You there have a restricted number of people entering through a single path to a single conveyance -the plane.

NY subway has over 460 stations.

Similarly, checking random cars at the entrance Astoria blvd entrance to the Triborough is idiotic when there are dozens of on-ramps via the GCP that blow right past that "check point".

By contrast, banning trucks from the lower level GW makes sense.

Not -all- police actions are stupid or "for show" but we may have deferred too much to the PD and are seeing actions that are little more than harassment and intimidation.

Again, try common sense, do you really think that a suicide bomber is going to be deterred by some cop in a flak jacket and assault rifle on a subway platform...or anywhere else?

This city pays out over a hundred million dollars/yr due to lawsuits against the police dept for brutality and false arrest.

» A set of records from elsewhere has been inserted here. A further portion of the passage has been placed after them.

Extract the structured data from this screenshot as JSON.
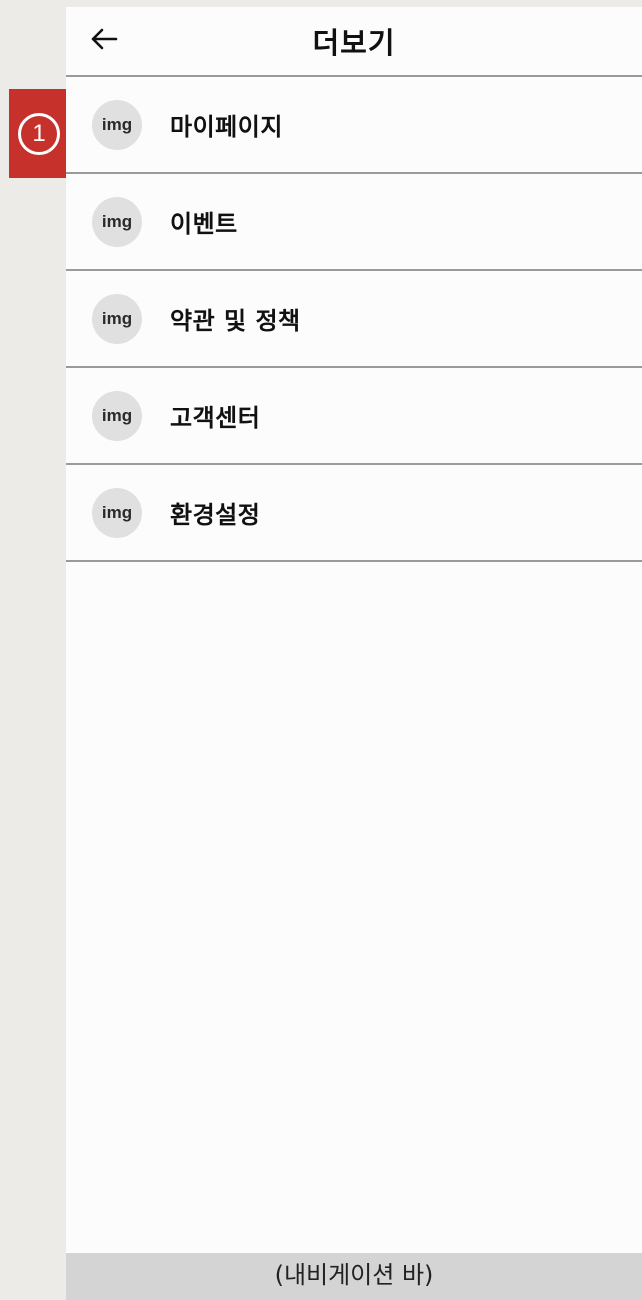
{
  "header": {
    "back_icon": "arrow-left-icon",
    "title": "더보기"
  },
  "menu": {
    "items": [
      {
        "icon_text": "img",
        "label": "마이페이지"
      },
      {
        "icon_text": "img",
        "label": "이벤트"
      },
      {
        "icon_text": "img",
        "label": "약관 및 정책"
      },
      {
        "icon_text": "img",
        "label": "고객센터"
      },
      {
        "icon_text": "img",
        "label": "환경설정"
      }
    ]
  },
  "navbar": {
    "label": "(내비게이션 바)"
  },
  "annotation": {
    "marker_number": "1",
    "color": "#c6312b"
  }
}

Police are necessary but they must be tightly controlled or you inevitablely end-up with The Mexico City pd or the Haitian ton-ton makud.

Maspethian said...

"Again, try common sense, do you really think that a suicide bomber is going to be deterred by some cop in a flak jacket and assault rifle on a subway platform...or anywhere else? "

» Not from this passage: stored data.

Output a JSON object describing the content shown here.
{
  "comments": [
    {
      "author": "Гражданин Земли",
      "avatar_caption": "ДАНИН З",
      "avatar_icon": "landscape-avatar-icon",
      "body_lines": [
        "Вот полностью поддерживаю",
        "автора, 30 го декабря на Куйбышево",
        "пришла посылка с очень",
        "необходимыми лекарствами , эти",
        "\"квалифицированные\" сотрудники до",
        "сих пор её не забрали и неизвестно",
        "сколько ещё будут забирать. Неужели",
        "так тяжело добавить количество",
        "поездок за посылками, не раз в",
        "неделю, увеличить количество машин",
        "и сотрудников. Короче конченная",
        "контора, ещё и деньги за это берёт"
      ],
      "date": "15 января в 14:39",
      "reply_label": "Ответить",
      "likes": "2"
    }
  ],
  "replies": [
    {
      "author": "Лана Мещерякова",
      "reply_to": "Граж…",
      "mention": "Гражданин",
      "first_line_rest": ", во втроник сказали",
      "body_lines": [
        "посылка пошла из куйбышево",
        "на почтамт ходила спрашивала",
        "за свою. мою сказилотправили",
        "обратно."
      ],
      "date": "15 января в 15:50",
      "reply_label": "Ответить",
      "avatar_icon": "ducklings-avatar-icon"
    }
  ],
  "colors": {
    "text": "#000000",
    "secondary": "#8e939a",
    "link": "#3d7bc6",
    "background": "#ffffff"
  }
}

Answer: Yes. I think even suicide bombers are logical. They want to maximize the number of people they kill. If you prevent them from entering a crowded subway platform then objective achieved.

I will allow myself to be subjected to such a humuiliating and degrading cursory search of my shopping bag for that.

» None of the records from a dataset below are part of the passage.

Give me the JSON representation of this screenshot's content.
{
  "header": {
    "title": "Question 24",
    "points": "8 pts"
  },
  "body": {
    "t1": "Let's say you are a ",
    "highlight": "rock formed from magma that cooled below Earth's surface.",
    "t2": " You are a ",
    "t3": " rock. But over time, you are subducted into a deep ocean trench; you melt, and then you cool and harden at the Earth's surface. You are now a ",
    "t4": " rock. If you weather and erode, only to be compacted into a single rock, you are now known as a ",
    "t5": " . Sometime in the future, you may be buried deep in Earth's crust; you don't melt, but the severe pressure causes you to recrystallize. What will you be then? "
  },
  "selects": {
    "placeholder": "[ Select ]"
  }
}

"This city pays out over a hundred million dollars/yr due to lawsuits against the police dept for brutality and false arrest."

Identify one incident linked to subway searches.

Queens Crapper said...

Someone with something to hide is going to see the bag check and turn around and leave the station. It's a waste of time, money and manpower.

Anonymous said...

Maspethian, in his tortured logic, believes that transforming NYC into a police state will deter terrorists. How foolish and un-American! Where's the evidence that bag checks work? How can the police check each and every one of the hundreds of thousands of subway riders to ensure that there's no one carrying a bomb during the average rush hour commute? This Bushian dog and pony show wastes tax payer dollars and does not make us any safer.

Anonymous said...

Answer: Yes. I think even suicide bombers are logical. They want to maximize the number of people they kill. If you prevent them from entering a crowded subway platform then objective achieved.

Blowing yourself up for god is logical? and if you create a bottleneck of people getting search they'll kill more people than on the platform because the explosion will be in a contained area. The same is true at an airport, they don't need to take down a plane just cause fear

Anonymous said...

Someone with something to hide is going to see the bag check and turn around and leave the station. It's a waste of time, money and manpower.

NO! Crapper, that's the freaken point!

Maspethian said...

"Blowing yourself up for god is logical?"

Logical in ends not means. They are fanatical in their means, I admit. But you dont see logic in the 9/11 attacks?

"Where's the evidence that bag checks work?"

No attacks, maybe.

G said...

using "no attacks" as evidence that bag searches work is just like picking up a twig from the ground and selling it as a bear deterrent.

"A stick you say?"
"Yes...do you see a bear attacking us?"
"no"
"So you can see how well it works."
"I'll take two!"

---

Another thing that grinds my gears is frequently seeing 2-3 overweight-to-obese officers at Grand Central's 7 platform schmoozing and then one of them sticks their head into a stopped cart (usually the end or front) and thinks to themselves, "I wonder if my mother's here? oop, guess not." I feel so safe knowing that nothing can happen to me when standing in the last three cars of the 7-line. Heaven forbid that they patrol that platform at all...as though there weren't and people scaring the tourists right by the middle of the station with forcible charity and fake schizophrenic mumblings.